4. Het hof stelt voorop dat van personen ten aanzien van wie de schuldsanering is uitgesproken mag worden verwacht dat zij zich tot het uiterste inspannen om te voldoen aan de daaraan verbonden verplichtingen. Op grond van de overgelegde stukken en het verhandelde ter terechtzitting is het hof van oordeel dat [appellante] toerekenbaar is tekortgeschoten in de nakoming van deze verplichtingen.

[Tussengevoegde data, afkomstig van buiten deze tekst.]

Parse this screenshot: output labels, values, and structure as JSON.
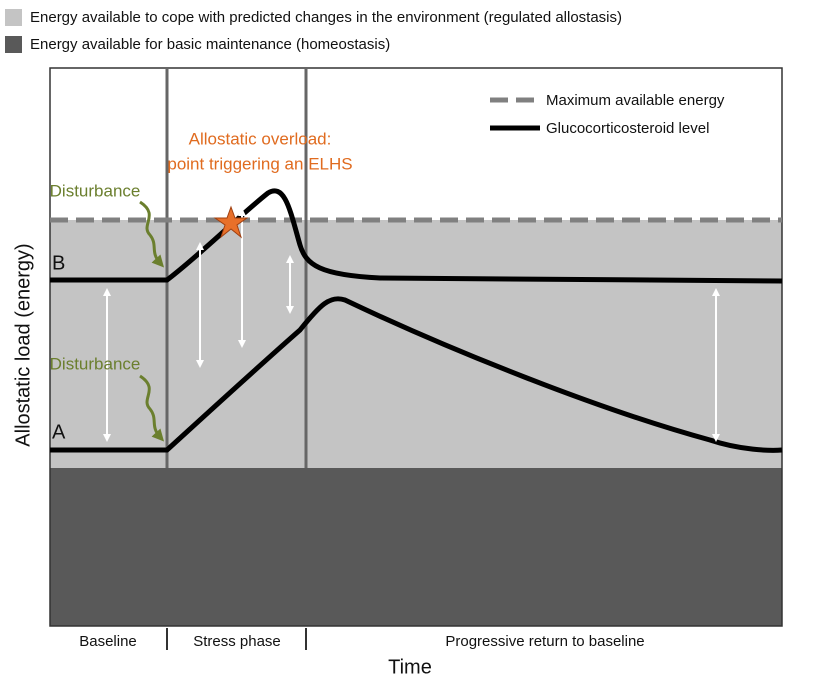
{
  "legend": [
    "Energy available to cope with predicted changes in the environment (regulated allostasis)",
    "Energy available for basic maintenance (homeostasis)"
  ],
  "key": [
    "Maximum available energy",
    "Glucocorticosteroid level"
  ],
  "overload": [
    "Allostatic overload:",
    "point triggering an ELHS"
  ],
  "disturbances": [
    "Disturbance",
    "Disturbance"
  ],
  "curves": [
    "B",
    "A"
  ],
  "phases": [
    "Baseline",
    "Stress phase",
    "Progressive return to baseline"
  ],
  "x_label": "Time",
  "y_label": "Allostatic load (energy)"
}
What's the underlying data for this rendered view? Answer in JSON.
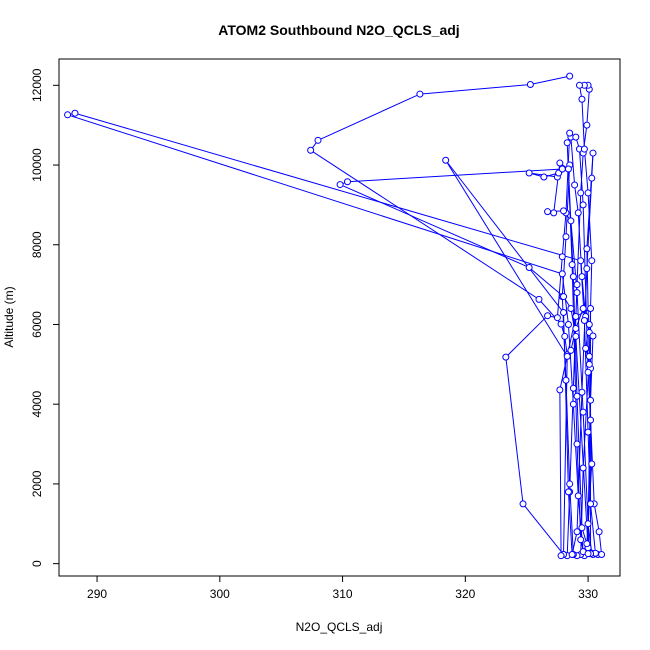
{
  "chart_data": {
    "type": "line",
    "title": "ATOM2 Southbound N2O_QCLS_adj",
    "xlabel": "N2O_QCLS_adj",
    "ylabel": "Altitude (m)",
    "xlim": [
      286.9,
      332.6
    ],
    "ylim": [
      -310,
      12660
    ],
    "xticks": [
      290,
      300,
      310,
      320,
      330
    ],
    "yticks": [
      0,
      2000,
      4000,
      6000,
      8000,
      10000,
      12000
    ],
    "grid": false,
    "series": [
      {
        "color": "#0000ff",
        "marker": "open-circle",
        "points": [
          [
            328.5,
            12230
          ],
          [
            325.3,
            12020
          ],
          [
            316.3,
            11780
          ],
          [
            308.0,
            10620
          ],
          [
            307.4,
            10370
          ],
          [
            326.0,
            6630
          ],
          [
            327.8,
            6010
          ],
          [
            328.1,
            5700
          ],
          [
            328.3,
            5240
          ],
          [
            328.6,
            5350
          ],
          [
            329.0,
            5900
          ],
          [
            329.6,
            6400
          ],
          [
            330.1,
            6000
          ],
          [
            329.8,
            5400
          ],
          [
            330.2,
            4900
          ],
          [
            330.0,
            300
          ],
          [
            329.7,
            200
          ],
          [
            329.4,
            600
          ],
          [
            329.1,
            3000
          ],
          [
            328.7,
            7500
          ],
          [
            328.3,
            10560
          ],
          [
            328.6,
            10700
          ],
          [
            328.9,
            9500
          ],
          [
            329.2,
            8800
          ],
          [
            329.5,
            7200
          ],
          [
            329.8,
            6200
          ],
          [
            330.1,
            5800
          ],
          [
            330.4,
            5710
          ],
          [
            330.2,
            4100
          ],
          [
            330.0,
            1000
          ],
          [
            330.3,
            260
          ],
          [
            330.8,
            230
          ],
          [
            331.1,
            230
          ],
          [
            330.9,
            800
          ],
          [
            330.5,
            1500
          ],
          [
            330.2,
            3600
          ],
          [
            330.0,
            4800
          ],
          [
            329.6,
            9000
          ],
          [
            329.3,
            10400
          ],
          [
            329.0,
            10700
          ],
          [
            328.5,
            10800
          ],
          [
            328.2,
            8800
          ],
          [
            327.9,
            7700
          ],
          [
            327.5,
            6170
          ],
          [
            326.7,
            6220
          ],
          [
            323.3,
            5180
          ],
          [
            324.7,
            1500
          ],
          [
            328.0,
            230
          ],
          [
            328.3,
            200
          ],
          [
            328.5,
            1800
          ],
          [
            328.8,
            4400
          ],
          [
            329.1,
            7000
          ],
          [
            329.4,
            9300
          ],
          [
            329.6,
            10300
          ],
          [
            329.9,
            11000
          ],
          [
            330.1,
            11900
          ],
          [
            330.0,
            12000
          ],
          [
            329.7,
            12000
          ],
          [
            329.3,
            12000
          ],
          [
            329.5,
            11650
          ],
          [
            329.7,
            10400
          ],
          [
            330.0,
            9300
          ],
          [
            330.3,
            7600
          ],
          [
            330.1,
            5200
          ],
          [
            329.6,
            2400
          ],
          [
            329.4,
            230
          ],
          [
            329.1,
            200
          ],
          [
            328.8,
            230
          ],
          [
            328.5,
            2000
          ],
          [
            328.2,
            4600
          ],
          [
            327.9,
            6700
          ],
          [
            328.2,
            8200
          ],
          [
            328.5,
            10000
          ],
          [
            327.5,
            9700
          ],
          [
            325.2,
            9800
          ],
          [
            326.4,
            9700
          ],
          [
            327.6,
            9800
          ],
          [
            327.9,
            9900
          ],
          [
            310.4,
            9580
          ],
          [
            309.8,
            9510
          ],
          [
            325.2,
            7430
          ],
          [
            328.0,
            6700
          ],
          [
            328.6,
            6400
          ],
          [
            329.0,
            5700
          ],
          [
            330.0,
            400
          ],
          [
            329.5,
            900
          ],
          [
            329.1,
            4200
          ],
          [
            328.8,
            7200
          ],
          [
            328.4,
            9900
          ],
          [
            327.7,
            10050
          ],
          [
            327.2,
            8800
          ],
          [
            326.7,
            8830
          ],
          [
            328.0,
            8850
          ],
          [
            328.6,
            8600
          ],
          [
            329.1,
            6800
          ],
          [
            329.6,
            3800
          ],
          [
            330.1,
            250
          ],
          [
            330.4,
            230
          ],
          [
            330.6,
            260
          ],
          [
            330.2,
            1500
          ],
          [
            330.0,
            3300
          ],
          [
            329.7,
            6100
          ],
          [
            329.4,
            7600
          ],
          [
            288.2,
            11300
          ],
          [
            287.6,
            11260
          ],
          [
            327.9,
            7270
          ],
          [
            328.4,
            6000
          ],
          [
            328.8,
            4000
          ],
          [
            329.2,
            1700
          ],
          [
            329.6,
            300
          ],
          [
            329.9,
            500
          ],
          [
            330.3,
            2500
          ],
          [
            330.1,
            5000
          ],
          [
            329.9,
            7900
          ],
          [
            330.4,
            10300
          ],
          [
            330.3,
            9670
          ],
          [
            329.9,
            7400
          ],
          [
            329.5,
            4300
          ],
          [
            329.1,
            800
          ],
          [
            328.7,
            230
          ],
          [
            328.4,
            1800
          ],
          [
            328.0,
            6300
          ],
          [
            318.4,
            10120
          ],
          [
            328.3,
            5200
          ],
          [
            328.0,
            230
          ],
          [
            327.8,
            200
          ],
          [
            327.7,
            4360
          ],
          [
            329.0,
            6200
          ],
          [
            330.2,
            6400
          ],
          [
            330.2,
            250
          ],
          [
            330.0,
            250
          ]
        ]
      }
    ]
  }
}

Daartoe overweegt het hof dat [appellante] gedurende de looptijd van de schuldsaneringsregeling een nieuwe, bovenmatige, schuld heeft laten ontstaan aan Menzis. Het hof is van oordeel dat niet is gebleken dat deze schuld [appellante] niet kan worden verweten, nu die schuld is voortgevloeid uit storneringen van automatische incasso’s, naar het hof begrijpt, vanwege onvoldoende saldo op de bankrekening. Dat zij als gevolg van de bijwerkingen van haar medicatie niet van de schuld op de hoogte was en dat zij daardoor heeft nagelaten tijdig contact op te nemen met Menzis en de bewindvoerder te informeren, is onvoldoende aannemelijk geworden. De door [appellante] overgelegde verklaring van haar neuroloog biedt daartoe geen, althans onvoldoende aanknopingspunten. Bovendien heeft [appellante] erkend dat zij meerdere keren door Menzis en GGN is aangeschreven over de openstaande bedragen en dat zij daarop geen actie heeft ondernomen.
Gelet op het voorgaande is het hof van oordeel dat [appellante] toerekenbaar tekortgeschoten is in de nakoming van de schuldsaneringsverplichtingen en dat alle omstandigheden in aanmerking nemende geen sprake is van een tekortkoming die vanwege de bijzondere aard of geringe betekenis ervan buiten beschouwing kan worden gelaten.
Het hof acht geen termen aanwezig de termijn van de schuldsaneringsregeling te verlengen. Daarbij wordt in aanmerking genomen dat, gelet op de hoogte van het inkomen van [appellante] en de voor haar geldende beslagvrije voet, niet aannemelijk is dat zij in staat zal zijn om de schuld bij Menzis volledig dan wel grotendeels af te lossen (zonder daarbij andere schulden te laten ontstaan), ook niet indien daartoe de regeling tot de maximale duur zou worden verlengd. Van omstandigheden die desalniettemin een verlenging zouden kunnen rechtvaardigen, is niet gebleken.
5. Hetgeen meer of anders is aangevoerd kan – voor zover relevant in het kader van de beoordeling van het onderhavige toelatingsverzoek – niet tot een ander oordeel leiden en behoeft daarom geen nadere bespreking.
6. Het voorgaande leidt tot de conclusie dat het bestreden vonnis dient te worden bekrachtigd.

De beslissing

Het hof bekrachtigt het vonnis van de rechtbank Rotterdam van 3 februari 2016.
Dit arrest is gewezen door mrs. C.J. Verduyn, A.A. Rijperman en P.W. van Baal en is
uitgesproken ter openbare terechtzitting van 17 maart 2016 in aanwezigheid van de griffier.